Le cuisinier compose ses chants odorants

 

Olivier Roellinger est un cuisinier atypique. Il écrit sa cuisine comme un roman d’aventures et trempe sa plume dans la poudre d’épice. Couronné des trois étoiles Michelin en 2006, nommé « cuisinier de l’année » douze ans plus tôt par le Gault & Millau, le chef, qui a depuis fermé son restaurant gastronomique, n’aime rien mieux que de marcher sur la mer, « sa » mer, celle qui laisse en jachère des kilomètres de vase grouillante de vie marine quand elle s’en va rejoindre l’horizon à marée basse… Un marin terrien, qui suspend le temps, le nez au vent, à la recherche des effluves de lointains continents, vanille, cannelle, coriandre, cumin… Le chef propose aujourd’hui ses récits gustatifs dans son bistrot marin, le Coquillage, avec son fils Hugo et son fidèle équipage. Mais c’est dans son antre de la maison des voyageurs, sa résidence natale, qu’il compose ses chants odorants. « Je suis devenu cuisinier pour pouvoir larguer les amarres et traduire le goût de l’aventure. Dès la fin du XVIIe siècle, la mondialisation des saveurs était faite dans les remparts de Saint-Malo », explique-t-il. Le chef aime raconter la saga des marchands qui ont ramené au sein de la cité malouine 14 épices, « un trésor rapporté auprès de notre cheminée de granit », à partir desquelles il a imaginé sa première poudre, Retour des Indes : curcuma, coriandre, badiane, macis, poivre de Sichuan, thym, moutarde… Des arbres et plantes dont la reproduction dépend des insectes.

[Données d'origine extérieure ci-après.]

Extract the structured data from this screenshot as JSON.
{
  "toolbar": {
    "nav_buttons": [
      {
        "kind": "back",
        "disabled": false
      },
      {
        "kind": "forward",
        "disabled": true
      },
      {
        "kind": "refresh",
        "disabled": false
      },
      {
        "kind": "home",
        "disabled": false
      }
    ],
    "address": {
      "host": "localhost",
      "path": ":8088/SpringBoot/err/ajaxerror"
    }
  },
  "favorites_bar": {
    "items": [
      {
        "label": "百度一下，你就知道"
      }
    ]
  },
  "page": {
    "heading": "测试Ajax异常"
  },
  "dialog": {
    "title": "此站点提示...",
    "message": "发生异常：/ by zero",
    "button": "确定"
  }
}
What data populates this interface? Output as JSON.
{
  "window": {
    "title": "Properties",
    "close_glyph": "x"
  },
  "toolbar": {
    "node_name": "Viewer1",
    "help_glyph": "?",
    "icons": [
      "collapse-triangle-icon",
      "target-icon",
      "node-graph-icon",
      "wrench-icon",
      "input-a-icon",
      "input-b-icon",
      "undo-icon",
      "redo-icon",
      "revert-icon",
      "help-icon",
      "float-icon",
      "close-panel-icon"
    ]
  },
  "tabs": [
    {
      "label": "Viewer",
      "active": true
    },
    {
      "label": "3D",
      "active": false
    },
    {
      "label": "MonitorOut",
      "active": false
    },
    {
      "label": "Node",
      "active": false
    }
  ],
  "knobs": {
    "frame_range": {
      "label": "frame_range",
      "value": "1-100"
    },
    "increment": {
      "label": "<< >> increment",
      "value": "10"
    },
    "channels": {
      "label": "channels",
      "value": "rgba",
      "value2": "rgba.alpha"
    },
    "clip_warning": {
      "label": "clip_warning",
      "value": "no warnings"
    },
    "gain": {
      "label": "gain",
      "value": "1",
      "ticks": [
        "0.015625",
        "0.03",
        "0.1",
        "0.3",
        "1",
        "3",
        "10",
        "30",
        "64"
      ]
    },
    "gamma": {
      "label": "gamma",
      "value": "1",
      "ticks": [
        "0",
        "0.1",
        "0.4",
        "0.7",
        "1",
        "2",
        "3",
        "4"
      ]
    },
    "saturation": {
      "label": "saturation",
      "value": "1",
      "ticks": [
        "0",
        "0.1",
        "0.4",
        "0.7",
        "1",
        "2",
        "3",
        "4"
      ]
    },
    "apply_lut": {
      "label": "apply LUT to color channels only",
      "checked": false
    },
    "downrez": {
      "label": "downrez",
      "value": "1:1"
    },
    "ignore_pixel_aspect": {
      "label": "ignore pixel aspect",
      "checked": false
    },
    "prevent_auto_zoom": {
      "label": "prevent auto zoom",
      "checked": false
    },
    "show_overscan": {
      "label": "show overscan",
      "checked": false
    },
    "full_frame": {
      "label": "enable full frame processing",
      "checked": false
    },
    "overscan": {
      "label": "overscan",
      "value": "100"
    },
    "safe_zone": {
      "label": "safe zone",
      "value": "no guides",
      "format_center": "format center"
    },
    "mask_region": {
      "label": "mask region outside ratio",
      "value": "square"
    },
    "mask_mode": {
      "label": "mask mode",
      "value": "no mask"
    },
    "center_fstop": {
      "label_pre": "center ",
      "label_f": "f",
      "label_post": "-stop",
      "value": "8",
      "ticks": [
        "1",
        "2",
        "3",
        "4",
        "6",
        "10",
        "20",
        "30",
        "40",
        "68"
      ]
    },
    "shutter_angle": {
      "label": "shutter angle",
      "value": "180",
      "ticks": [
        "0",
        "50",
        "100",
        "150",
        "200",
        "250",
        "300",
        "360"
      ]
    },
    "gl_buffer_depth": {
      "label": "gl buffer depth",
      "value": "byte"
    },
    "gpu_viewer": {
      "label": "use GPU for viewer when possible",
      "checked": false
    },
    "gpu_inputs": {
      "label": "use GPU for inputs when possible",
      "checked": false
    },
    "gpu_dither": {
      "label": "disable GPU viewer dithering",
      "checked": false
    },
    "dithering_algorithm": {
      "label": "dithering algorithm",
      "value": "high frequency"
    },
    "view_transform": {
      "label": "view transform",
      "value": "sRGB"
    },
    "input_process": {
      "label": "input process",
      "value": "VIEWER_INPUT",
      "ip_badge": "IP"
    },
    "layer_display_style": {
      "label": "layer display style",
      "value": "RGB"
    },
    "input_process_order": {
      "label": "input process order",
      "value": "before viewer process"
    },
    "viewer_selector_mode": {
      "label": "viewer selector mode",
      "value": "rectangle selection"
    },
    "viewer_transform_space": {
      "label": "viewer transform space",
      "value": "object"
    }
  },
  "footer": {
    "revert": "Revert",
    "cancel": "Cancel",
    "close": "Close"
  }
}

Les ruchers veillent sur la diversité végétale

 

Dès 1852, Darwin a démontré le rôle irremplaçable des insectes pollinisateurs dans « le rapport complexe qui relie entre eux des plantes et des animaux fort éloignés les uns des autres ». Ainsi, constate le célèbre naturaliste anglais, « nous pouvons considérer comme probable que, si les bourdons venaient à disparaître, la pensée et le trèfle deviendraient aussi rares ou disparaîtraient complètement ». A contrario, une colonie d’abeilles dans un champ favorise un développement harmonieux des fruits et légumes. Compagnons indispensables des arboriculteurs, des maraîchers et de beaucoup de spécialités agricoles, les ruchers veillent sur la diversité végétale. Chacun d’entre eux peut visiter jusqu’à trois millions de fleurs par jour quand rien ne vient enrayer le travail colossal des ces sentinelles de l’environnement.
Car l’abeille est un petit hyménoptère très sensible à la qualité de son milieu. « Déjà, la mécanisation de l’agriculture, la suppression des haies et des arbres dans les années 1970, le développement des grandes monocultures ont déstabilisé les colonies. À ces causes multiples est venu s’ajouter le problème des pesticides », explique Charles Julien, l’apiculteur qui prend soin des ruchers des Maisons de Bricourt. En effet, depuis l’apparition, en 1995, des néonicotinoïdes, les abeilles ne volent plus en rond. En butinant les fleurs des plantes traitées avec cet insecticide neurotoxique, elles perdent leur GPS et ne retrouvent plus le chemin de la ruche. Résultat, les apiculteurs font face à une surmortalité inquiétante. En vingt ans, elle est passée de 5 % à 30 %. La production de miel a été divisée par deux. « Aujourd’hui, pour exploiter 500 ruches, il en faut 1 000 », se désole Charles Julien, qui prend soin d’environ 800 colonies en Bretagne et en Charente. En France, l’Union nationale des apiculteurs (Unaf) s’est engagée avec énergie dans le combat pour l’interdiction du pesticide tueur d’abeilles. Plus de vingt ans après les premiers dégâts sur le cheptel apicole, les députés ont voté, le 23 juin dernier, l’interdiction des néonicotinoïdes, mais à partir de 2018, avec dérogations possibles jusqu’en 2020. « La prise de conscience progresse mais elle est plus rapide chez les citoyens que chez les élus. Or, il suffit de prendre des décisions politiques pour régler le problème », assure Dominique Cena, apiculteur amateur, référent à l’Unaf de la charte « Abeilles, sentinelles de l’environnement ».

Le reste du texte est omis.